- Cover art to issue #1, by Tomm Coker

Publication information
- Publisher: Image Comics
- Schedule: Monthly
- Format: Ongoing
- Genre: crime
- Publication date: September 2011 – September 2012
- No. of issues: 11
- Main character(s): Markham

Creative team
- Created by: Jay Faerber Simone Guglielmini
- Written by: Jay Faerber
- Artist(s): Simone Guglielmini and Tomm Coker (Covers #1–5)
- Letterer(s): Charles Prichett
- Colorist(s): Ron Riley

= Near Death (comics) =

Comic book by Jay Faerber

Near Death is an ongoing comic book series created by Jay Faerber with artist Simone Guglielmini. Image Comics began publishing it in September 2011. The series went on hiatus following the eleventh issue in September 2012. An original graphic novel is scheduled for release in early 2019.

The story follows a former hitman who attempts to atone for his misdeeds after a near death experience shows him a vision of Hell.

==Publication history==
Faerber credits the work of Stephen J. Cannell as his inspiration for the series, along with a personal attraction to redemption stories. After creating the plot himself, Faerber recruited Italian artist Guglielmini by email. During publication, the two never met in person or spoke on the phone. Guglielmini drew inspiration from Criminal and Gotham Central.

The series was published monthly beginning in 2011. Most issues were self-contained instead of multi-part stories because Faerber wanted a creative challenge. Each issue contains some form of bonus material, such as an article on crime fiction or a second, shorter comic.

The series has been collected into two square-bound volumes. The first, released February 2012, reprints the first five issues and includes a script for the first issue. Volume two, released in October 2012, reprints #6–11 and is 136 pages.

The series was put on hiatus following its eleventh issue in 2012. At the time, Faerber expressed an interest in continuing the story as a series of one-shots. An original graphic novel, Over My Dead Body, was released in 2020.

There has been an effort to adapt the comic to television.

==Plot==
Markham, a hitman, is shot during an attempted murder and briefly dies on the operating table. He has a vision of Hell where he is haunted by the ghosts of people he has killed. One tells Markham there is still time to make up for his actions. When he recovers, Markham begins to protect people who are in danger. He confesses that he is doing this selfishly, and does not care about the people he saves.

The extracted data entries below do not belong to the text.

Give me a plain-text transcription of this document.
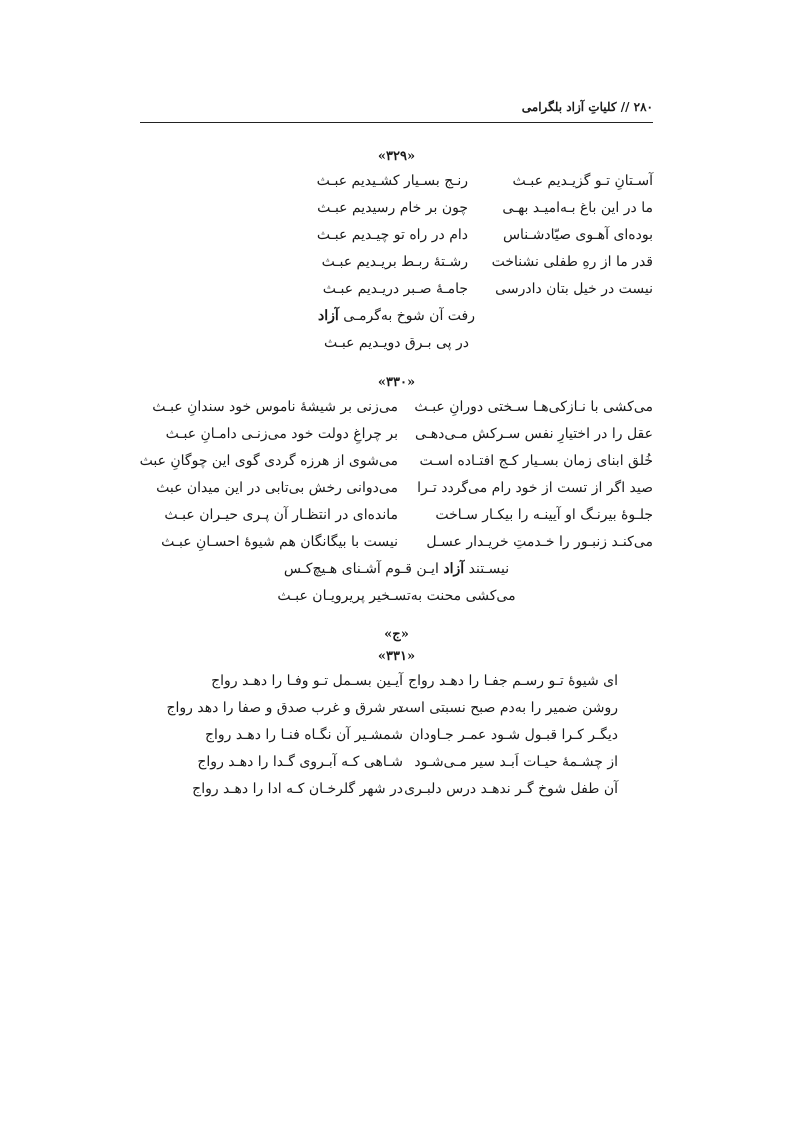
۲۸۰ // کلیاتِ آزاد بلگرامی
«۳۲۹»
آسـتانِ تـو گزیـدیم عبـث
رنـج بسـیار کشـیدیم عبـث
ما در این باغ بـه‌امیـد بهـی
چون بر خام رسیدیم عبـث
بوده‌ای آهـوی صیّادشـناس
دام در راه تو چیـدیم عبـث
قدر ما از رهِ طفلی نشناخت
رشـتهٔ ربـط بریـدیم عبـث
نیست در خیل بتان دادرسی
جامـهٔ صـبر دریـدیم عبـث
رفت آن شوخ به‌گرمـی آزاد
در پی بـرق دویـدیم عبـث
«۳۳۰»
می‌کشی با نـازکی‌هـا سـختی دورانِ عبـث
می‌زنی بر شیشهٔ ناموس خود سندانِ عبـث
عقل را در اختیارِ نفس سـرکش مـی‌دهـی
بر چراغِ دولت خود می‌زنـی دامـانِ عبـث
خُلق ابنای زمان بسـیار کـج افتـاده اسـت
می‌شوی از هرزه گردی گوی این چوگانِ عبث
صید اگر از تست از خود رام می‌گردد تـرا
می‌دوانی رخش بی‌تابی در این میدان عبث
جلـوهٔ بیرنـگ او آیینـه را بیکـار سـاخت
مانده‌ای در انتظـار آن پـری حیـران عبـث
می‌کنـد زنبـور را خـدمتِ خریـدار عسـل
نیست با بیگانگان هم شیوهٔ احسـانِ عبـث
نیسـتند آزاد ایـن قـوم آشـنای هـیچ‌کـس
می‌کشی محنت به‌تسـخیر پریرویـان عبـث
«ج»
«۳۳۱»
ای شیوهٔ تـو رسـم جفـا را دهـد رواج
آیـین بسـمل تـو وفـا را دهـد رواج
روشن ضمیر را به‌دم صبح نسبتی است
در شرق و غرب صدق و صفا را دهد رواج
دیگـر کـرا قبـول شـود عمـر جـاودان
شمشـیر آن نگـاه فنـا را دهـد رواج
از چشـمهٔ حیـات اَبـد سیر مـی‌شـود
شـاهی کـه آبـروی گـدا را دهـد رواج
آن طفل شوخ گـر ندهـد درس دلبـری
در شهر گلرخـان کـه ادا را دهـد رواج
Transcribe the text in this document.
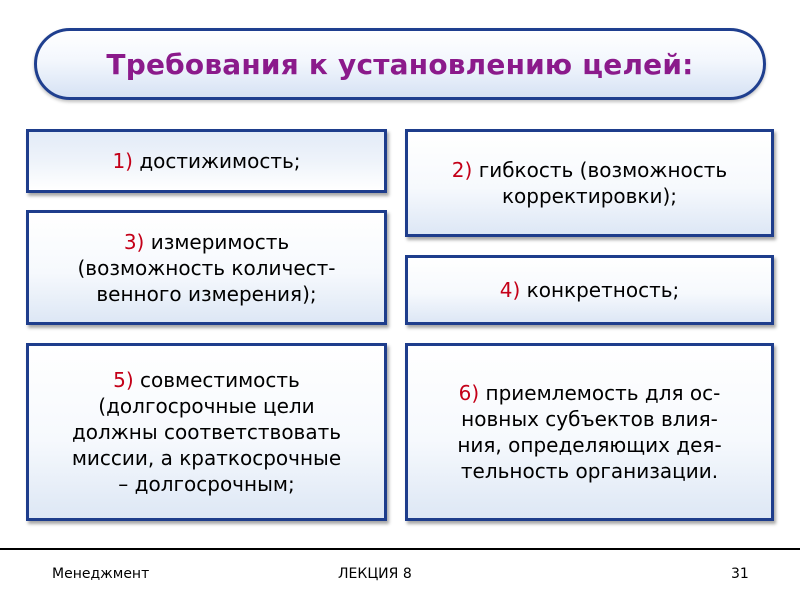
Требования к установлению целей:
1) достижимость;	2) гибкость (возможность
корректировки);
3) измеримость
(возможность количест-
венного измерения);	4) конкретность;
5) совместимость
(долгосрочные цели
должны соответствовать
миссии, а краткосрочные
– долгосрочным;
6) приемлемость для ос-
новных субъектов влия-
ния, определяющих дея-
тельность организации.
Менеджмент	ЛЕКЦИЯ 8	31
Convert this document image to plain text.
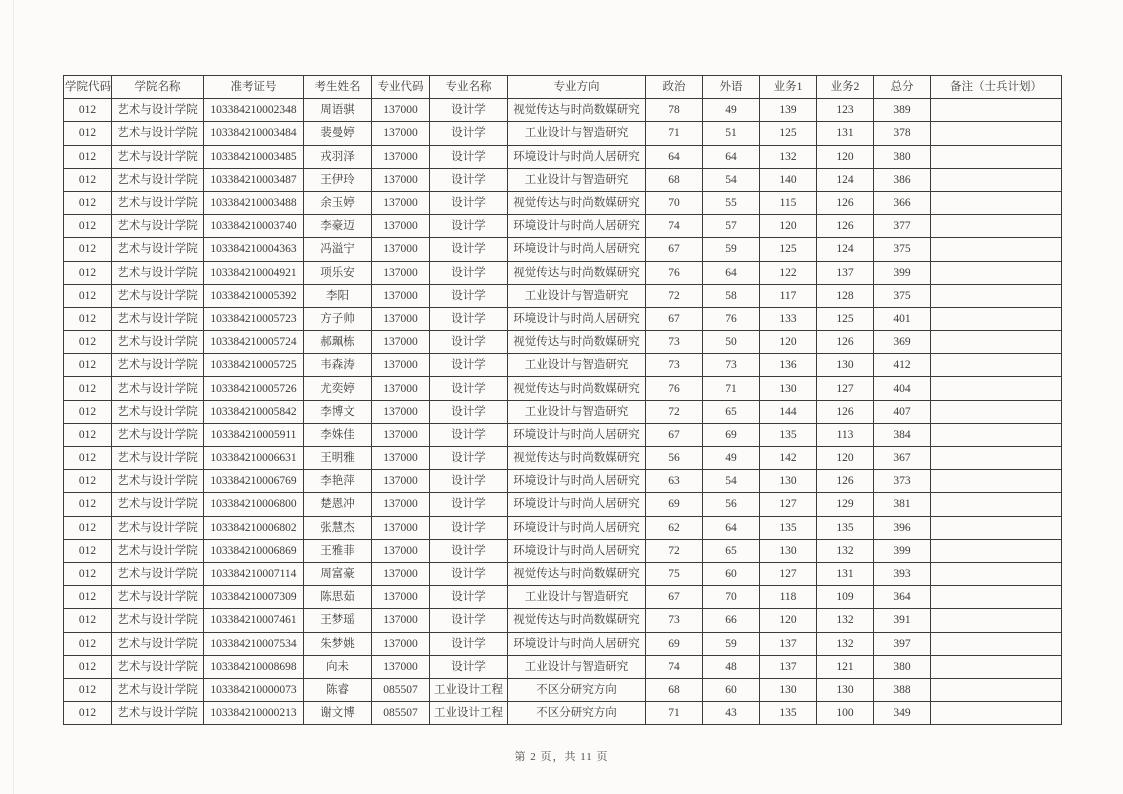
学院代码	学院名称	准考证号	考生姓名	专业代码	专业名称	专业方向	政治	外语	业务1	业务2	总分	备注（士兵计划）
012	艺术与设计学院	103384210002348	周语骐	137000	设计学	视觉传达与时尚数媒研究	78	49	139	123	389	
012	艺术与设计学院	103384210003484	裴曼婷	137000	设计学	工业设计与智造研究	71	51	125	131	378	
012	艺术与设计学院	103384210003485	戎羽泽	137000	设计学	环境设计与时尚人居研究	64	64	132	120	380	
012	艺术与设计学院	103384210003487	王伊玲	137000	设计学	工业设计与智造研究	68	54	140	124	386	
012	艺术与设计学院	103384210003488	余玉婷	137000	设计学	视觉传达与时尚数媒研究	70	55	115	126	366	
012	艺术与设计学院	103384210003740	李豪迈	137000	设计学	环境设计与时尚人居研究	74	57	120	126	377	
012	艺术与设计学院	103384210004363	冯溢宁	137000	设计学	环境设计与时尚人居研究	67	59	125	124	375	
012	艺术与设计学院	103384210004921	项乐安	137000	设计学	视觉传达与时尚数媒研究	76	64	122	137	399	
012	艺术与设计学院	103384210005392	李阳	137000	设计学	工业设计与智造研究	72	58	117	128	375	
012	艺术与设计学院	103384210005723	方子帅	137000	设计学	环境设计与时尚人居研究	67	76	133	125	401	
012	艺术与设计学院	103384210005724	郝珮栋	137000	设计学	视觉传达与时尚数媒研究	73	50	120	126	369	
012	艺术与设计学院	103384210005725	韦森涛	137000	设计学	工业设计与智造研究	73	73	136	130	412	
012	艺术与设计学院	103384210005726	尤奕婷	137000	设计学	视觉传达与时尚数媒研究	76	71	130	127	404	
012	艺术与设计学院	103384210005842	李博文	137000	设计学	工业设计与智造研究	72	65	144	126	407	
012	艺术与设计学院	103384210005911	李姝佳	137000	设计学	环境设计与时尚人居研究	67	69	135	113	384	
012	艺术与设计学院	103384210006631	王明雅	137000	设计学	视觉传达与时尚数媒研究	56	49	142	120	367	
012	艺术与设计学院	103384210006769	李艳萍	137000	设计学	环境设计与时尚人居研究	63	54	130	126	373	
012	艺术与设计学院	103384210006800	楚恩冲	137000	设计学	环境设计与时尚人居研究	69	56	127	129	381	
012	艺术与设计学院	103384210006802	张慧杰	137000	设计学	环境设计与时尚人居研究	62	64	135	135	396	
012	艺术与设计学院	103384210006869	王雅菲	137000	设计学	环境设计与时尚人居研究	72	65	130	132	399	
012	艺术与设计学院	103384210007114	周富豪	137000	设计学	视觉传达与时尚数媒研究	75	60	127	131	393	
012	艺术与设计学院	103384210007309	陈思茹	137000	设计学	工业设计与智造研究	67	70	118	109	364	
012	艺术与设计学院	103384210007461	王梦瑶	137000	设计学	视觉传达与时尚数媒研究	73	66	120	132	391	
012	艺术与设计学院	103384210007534	朱梦姚	137000	设计学	环境设计与时尚人居研究	69	59	137	132	397	
012	艺术与设计学院	103384210008698	向未	137000	设计学	工业设计与智造研究	74	48	137	121	380	
012	艺术与设计学院	103384210000073	陈睿	085507	工业设计工程	不区分研究方向	68	60	130	130	388	
012	艺术与设计学院	103384210000213	谢文博	085507	工业设计工程	不区分研究方向	71	43	135	100	349	
第 2 页，共 11 页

After his former coworkers learn of his new direction, they try to kill Markham and his girlfriend. To avoid more confrontations, Markham moves to Los Angeles. He eventually turns himself into the police and is sent to jail.

==Critical reception==
Near Death was featured in an article in USA Today and reviews of the first issue were mostly positive. In a March 2012 interview, Image publisher Eric Stephenson expressed frustration the book was not selling better. The series continued to receive positive reviews through its final issue. Faerber said the most common complaint he received about the series was the stories feeling "too short."